The case will most likely head to trial because of the amount of evidence against Bergdahl and the military’s desire to not look like it is going easy on him, said Geoffrey Corn, a former Army lawyer and a professor at South Texas College of Law in Houston. The arguments in court will likely focus heavily on what Bergdahl was thinking when he disappeared, he said.
“I think the real fight will be over what was his state of mind when he left the base,” Corn said. Prosecutors, he said, must show Bergdahl “knew he was putting his unit in danger and knew he was abandoning his combat outpost without the willingness to defend himself.”
If the case progresses to a court-martial, Bergdahl’s lawyers will need to take great care in screening potential jury members to make sure they are impartial, considering the amount of attention the case has received, said Charles W. Gittins, a former military lawyer and career defense counsel. Abrams, the convening authority for the case, would select the service members on a panel that would decide Bergdahl’s fate and recommend a verdict and sentence.
“You want to get the member talking and get him to tell you everything he remembers about the case,” Gittins said. “The military tends to be a pretty homogeneous group. You don’t tend to get a lot of outliers.”
Gittins and Eric Montalvo, a former Marine Corps lawyer, said the case also could be complicated by the use of the misbehavior before the enemy charge, which rarely has been used in modern times. Desertion cases are frequently prosecuted by the military, but the other charge Bergdahl faces has rarely come before modern military judges or appellate courts, Montalvo said.
“To charge that and try to prove that up, I don’t know why they would do that,” Montalvo said. “It just doesn’t make sense. It gives you Mount Everest to climb for no good reason.”

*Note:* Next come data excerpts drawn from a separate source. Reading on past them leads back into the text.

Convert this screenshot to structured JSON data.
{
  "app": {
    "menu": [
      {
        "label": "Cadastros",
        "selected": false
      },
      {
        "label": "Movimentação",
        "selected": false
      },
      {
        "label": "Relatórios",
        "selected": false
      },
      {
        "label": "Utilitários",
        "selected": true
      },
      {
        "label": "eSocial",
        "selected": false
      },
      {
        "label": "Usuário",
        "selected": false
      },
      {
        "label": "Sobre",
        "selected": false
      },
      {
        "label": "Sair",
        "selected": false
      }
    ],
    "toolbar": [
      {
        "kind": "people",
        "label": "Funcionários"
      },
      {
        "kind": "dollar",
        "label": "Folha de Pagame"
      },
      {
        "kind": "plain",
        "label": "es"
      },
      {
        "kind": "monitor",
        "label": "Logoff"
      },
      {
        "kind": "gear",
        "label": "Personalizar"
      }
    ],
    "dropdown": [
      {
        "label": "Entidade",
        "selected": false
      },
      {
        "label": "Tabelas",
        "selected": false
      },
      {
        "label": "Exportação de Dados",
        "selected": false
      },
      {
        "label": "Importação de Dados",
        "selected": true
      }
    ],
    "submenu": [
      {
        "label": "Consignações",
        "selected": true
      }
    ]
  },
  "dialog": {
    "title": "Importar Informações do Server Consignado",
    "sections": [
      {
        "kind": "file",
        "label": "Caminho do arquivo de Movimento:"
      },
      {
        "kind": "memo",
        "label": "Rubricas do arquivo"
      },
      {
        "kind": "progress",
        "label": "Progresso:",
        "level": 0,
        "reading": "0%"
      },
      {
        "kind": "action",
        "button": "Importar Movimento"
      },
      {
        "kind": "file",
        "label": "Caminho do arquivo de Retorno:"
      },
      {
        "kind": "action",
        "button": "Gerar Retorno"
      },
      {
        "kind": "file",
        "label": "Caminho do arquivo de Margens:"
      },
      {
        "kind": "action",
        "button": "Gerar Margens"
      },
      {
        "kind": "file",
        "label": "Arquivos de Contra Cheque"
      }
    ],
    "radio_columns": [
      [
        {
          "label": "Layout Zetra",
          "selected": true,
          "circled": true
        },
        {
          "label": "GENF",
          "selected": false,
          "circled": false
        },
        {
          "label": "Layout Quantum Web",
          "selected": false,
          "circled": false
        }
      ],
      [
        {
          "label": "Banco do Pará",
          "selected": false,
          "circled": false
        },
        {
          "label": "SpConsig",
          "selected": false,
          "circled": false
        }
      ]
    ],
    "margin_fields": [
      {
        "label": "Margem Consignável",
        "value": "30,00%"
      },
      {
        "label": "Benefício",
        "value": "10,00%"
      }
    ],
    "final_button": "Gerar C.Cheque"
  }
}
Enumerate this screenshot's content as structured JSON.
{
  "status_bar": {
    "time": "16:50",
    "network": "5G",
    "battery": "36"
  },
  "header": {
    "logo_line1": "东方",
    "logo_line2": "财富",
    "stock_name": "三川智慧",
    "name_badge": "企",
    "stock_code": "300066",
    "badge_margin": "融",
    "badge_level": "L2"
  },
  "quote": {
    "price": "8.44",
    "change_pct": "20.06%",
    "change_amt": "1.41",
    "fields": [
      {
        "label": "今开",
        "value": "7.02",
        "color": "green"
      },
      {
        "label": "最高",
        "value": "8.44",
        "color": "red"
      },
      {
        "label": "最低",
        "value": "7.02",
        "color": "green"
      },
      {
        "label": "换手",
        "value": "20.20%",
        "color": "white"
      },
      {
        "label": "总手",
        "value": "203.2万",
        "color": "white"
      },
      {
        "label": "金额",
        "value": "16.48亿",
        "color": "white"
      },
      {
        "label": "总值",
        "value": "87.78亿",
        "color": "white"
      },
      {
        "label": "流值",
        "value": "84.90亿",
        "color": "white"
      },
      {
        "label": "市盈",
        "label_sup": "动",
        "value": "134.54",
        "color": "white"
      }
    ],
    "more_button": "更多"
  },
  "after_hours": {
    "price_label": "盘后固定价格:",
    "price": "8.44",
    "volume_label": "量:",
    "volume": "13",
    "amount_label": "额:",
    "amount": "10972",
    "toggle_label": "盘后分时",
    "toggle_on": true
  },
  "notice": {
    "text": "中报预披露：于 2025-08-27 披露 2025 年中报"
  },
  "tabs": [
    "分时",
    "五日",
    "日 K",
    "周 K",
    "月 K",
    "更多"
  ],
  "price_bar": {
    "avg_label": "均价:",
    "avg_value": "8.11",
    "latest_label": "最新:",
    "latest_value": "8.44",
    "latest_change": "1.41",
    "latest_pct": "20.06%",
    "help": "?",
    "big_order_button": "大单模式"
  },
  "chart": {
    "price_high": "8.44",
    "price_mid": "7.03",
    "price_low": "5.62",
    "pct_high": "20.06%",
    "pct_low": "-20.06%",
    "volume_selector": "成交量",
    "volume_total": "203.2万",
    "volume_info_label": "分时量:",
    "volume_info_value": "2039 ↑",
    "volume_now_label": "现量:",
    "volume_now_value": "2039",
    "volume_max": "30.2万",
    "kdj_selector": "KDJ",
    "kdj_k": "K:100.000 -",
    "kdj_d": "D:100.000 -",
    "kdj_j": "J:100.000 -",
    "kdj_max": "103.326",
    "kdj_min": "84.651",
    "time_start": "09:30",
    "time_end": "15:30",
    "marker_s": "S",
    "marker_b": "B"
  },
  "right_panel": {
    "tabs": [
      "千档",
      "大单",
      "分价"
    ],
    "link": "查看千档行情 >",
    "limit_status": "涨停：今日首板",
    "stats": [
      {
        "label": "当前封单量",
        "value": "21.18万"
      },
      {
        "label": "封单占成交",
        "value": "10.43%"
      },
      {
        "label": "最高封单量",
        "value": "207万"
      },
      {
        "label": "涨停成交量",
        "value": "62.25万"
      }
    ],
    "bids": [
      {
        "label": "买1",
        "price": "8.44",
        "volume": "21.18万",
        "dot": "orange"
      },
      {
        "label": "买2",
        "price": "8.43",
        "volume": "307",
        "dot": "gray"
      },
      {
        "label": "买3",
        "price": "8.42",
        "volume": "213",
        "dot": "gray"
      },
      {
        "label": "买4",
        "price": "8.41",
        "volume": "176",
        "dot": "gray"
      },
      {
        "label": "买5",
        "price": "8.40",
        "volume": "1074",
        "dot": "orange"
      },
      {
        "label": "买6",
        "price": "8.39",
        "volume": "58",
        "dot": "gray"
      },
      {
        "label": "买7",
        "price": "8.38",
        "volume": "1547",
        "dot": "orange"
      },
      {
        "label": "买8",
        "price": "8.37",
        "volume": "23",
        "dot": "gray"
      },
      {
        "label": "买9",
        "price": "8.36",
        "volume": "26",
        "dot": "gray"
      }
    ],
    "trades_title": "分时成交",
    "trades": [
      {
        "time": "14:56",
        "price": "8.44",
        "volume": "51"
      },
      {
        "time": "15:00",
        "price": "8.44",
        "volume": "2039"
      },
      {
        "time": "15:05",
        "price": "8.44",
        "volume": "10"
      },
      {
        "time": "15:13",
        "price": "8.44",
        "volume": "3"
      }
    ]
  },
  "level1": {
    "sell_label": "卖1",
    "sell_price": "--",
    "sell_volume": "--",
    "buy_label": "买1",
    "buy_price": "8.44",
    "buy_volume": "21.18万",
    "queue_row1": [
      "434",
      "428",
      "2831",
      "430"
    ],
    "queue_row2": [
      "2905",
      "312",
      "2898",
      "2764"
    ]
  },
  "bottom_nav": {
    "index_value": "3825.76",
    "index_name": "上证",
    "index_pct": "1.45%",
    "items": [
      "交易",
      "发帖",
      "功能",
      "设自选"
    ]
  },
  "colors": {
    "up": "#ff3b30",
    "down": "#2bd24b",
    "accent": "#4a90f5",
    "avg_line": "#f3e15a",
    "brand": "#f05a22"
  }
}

Corn disagreed, saying that if the Army can prove Bergdahl deserted, it should not be difficult to also show that he put his fellow soldiers in a dangerous situation. Given the time he already has spent in captivity, however, it is hard to picture the military imprisoning him for years to come, he added.
If found guilty, “it’s inconceivable to me that he would get anything close to life in prison,” Corn said. “I would be surprised if he got even a couple years in jail.”